Au Groenland, le soccer veut entrer sur le terrain international

C’est un territoire quasi inhabité, recouvert essentiellement de glace, et pourtant, au Groenland, le soccer est roi. Les passionnés veulent pouvoir se mesurer aux autres nations, une chimère tant qu’ils n’ont pas rejoint une fédération continentale.
Jusqu’à présent, le soccer groenlandais fait cavalier seul, et la sélection nationale, composée d’amateurs, dépend de la bonne volonté de ses adversaires pour organiser des rencontres.
Le Groenland est un territoire autonome dépendant du Danemark, mais la KAK, la petite fédération locale fondée en 1971, a annoncé le 28 mai avoir officiellement demandé à rejoindre la CONCACAF, qui rassemble les pays d’Amérique Centrale, du Nord et des Caraïbes, à défaut de pouvoir intégrer l’association du soccer européen, l’UEFA.

C’est actuellement le seul endroit sur terre qui n’est pas membre d’une fédération de soccer régionale, note auprès de l’Agence France-Presse (AFP) le sélectionneur Morten Rutkjaer, en place depuis 2020.
Pour autant, le soccer – surtout la Premier League – fait vibrer les quelque 57 000 habitants de cette gigantesque île glacée de deux millions de kilomètres carrés, soit près de quatre fois la superficie de la France.
Dans les rues, nombreux sont les enfants ballon aux pieds, l’été, et dès que la météo le permet, les terrains synthétiques – l’un des plus majestueux à Uummannaq (nord) se trouve à l’ombre des icebergs – se remplissent.
En l’absence de stade répondant aux critères internationaux, Ungaaq Abelsen, le secrétaire général de la KAK, veut acquérir un dôme pneumatique aérien, une structure gonflable qui recouvre le terrain et le protège des intempéries.
La passion, elle, est aux normes, assure-t-il; le soccer « est le plus grand sport au Groenland ». Il considère que plus de 10 % de la population y joue.
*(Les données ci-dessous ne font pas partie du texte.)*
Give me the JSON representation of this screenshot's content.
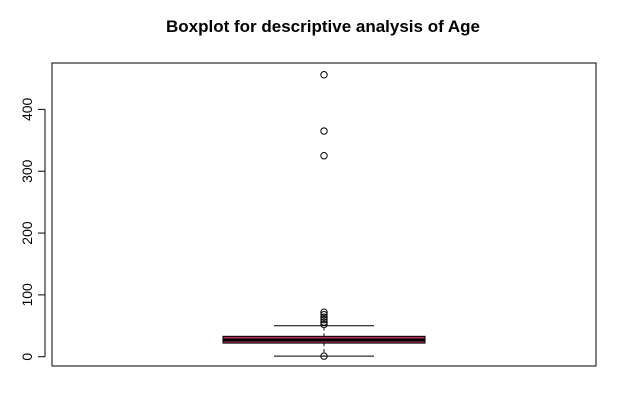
{
  "chart_data": {
    "type": "boxplot",
    "title": "Boxplot for descriptive analysis of Age",
    "xlabel": "",
    "ylabel": "",
    "ylim": [
      -15,
      475
    ],
    "yticks": [
      0,
      100,
      200,
      300,
      400
    ],
    "grid": false,
    "box": {
      "min": 1,
      "q1": 22,
      "median": 27,
      "q3": 33,
      "max": 50,
      "fill": "#b03060",
      "median_color": "#000000"
    },
    "outliers": [
      456,
      365,
      325,
      72,
      68,
      64,
      60,
      56,
      52,
      1
    ]
  }
}
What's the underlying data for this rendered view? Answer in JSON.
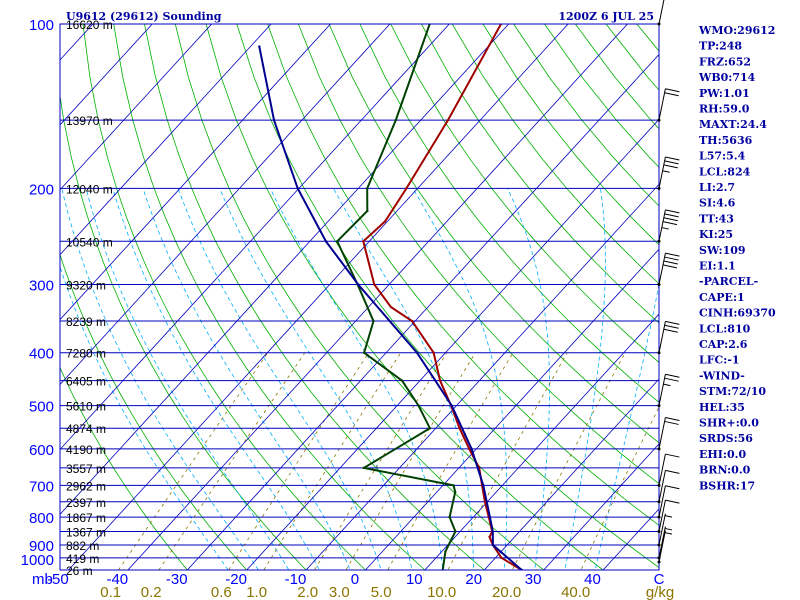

Si on adhère à la CONCACAF, puis plus généralement à la FIFA [Fédération internationale de football association], alors on pourra jouer les tournois officiels, poursuit-il.
Bien qu’elle n’ait pas été associée à la candidature, la fédération danoise (DBU) la soutient fermement.
Nous nous rapprochons de notre objectif de jouer plus de matchs internationaux et de montrer que le Groenland fait partie des pays qui savent jouer au soccer, dit Patrick Frederiksen.
À 30 ans, le capitaine de l’équipe nationale a seulement joué 10 matchs amicaux depuis sa première sélection, en 2017. Le dernier en date : le 1er juin contre le Turkménistan, perdu 5 à 0.
Comme ses coéquipiers, Frederiksen n’est pas professionnel. À la ville, il travaille dans un jardin d’enfants et ne s’entraîne qu’ensuite. Pour les tournois à l’extérieur, comme les Island Games de Guernesey en 2023, il prend des vacances.
Le Groenland ne s’attend pas à jouer de match officiel avant 2026, mais la Fédération compte sur cette adhésion pour pouvoir multiplier les rencontres afin de progresser.
À cause du climat rigoureux, la saison en extérieur s’étend de mai à août, et le championnat local ne se joue que sur une seule semaine au début du mois d’août. Cependant, les caciques sont persuadés de pouvoir trouver un arrangement pour jouer à l’étranger sur des terrains homologués, comme les îles Féroé avaient joué en Suède en 1992 un match qualificatif de l’Euro, illustrent-ils.
Joueurs et adeptes, loin de ces considérations, s’émerveillent déjà des conséquences d’obtenir enfin un statut international reconnu. « C’est un rêve d’enfant qui va devenir réalité, croit Frederiksen. Cela apportera de la joie, un sentiment de fierté. »
Les gens à travers le monde sauront où est le Groenland, abonde Robert Fuder, un admirateur venu assister à un entraînement en salle, à Maniitsoq, une ville de 2500 habitants.
« Cela voudrait beaucoup dire pour notre pays […]. C’est une part importante de notre identité et ça nous aide beaucoup, à bien des égards, dans notre développement personnel, mais aussi dans le développement de l’éducation », insiste M. Abelsen.
Pour Rasmus Petersen, un plombier de 44 ans qui entraîne les moins de 13 ans dans la petite ville arctique, le territoire a « un futur radieux au sein du soccer ».
Et pour cela, il importe de mobiliser la jeunesse. À Maniitsoq, la Municipalité subventionne les entraînements pour permettre à tous de jouer.
L’adhésion, c’est « aussi pour la jeunesse », estime M. Rutkjaer. Elle permettrait également de développer les infrastructures sportives d’un nouveau pays de soccer.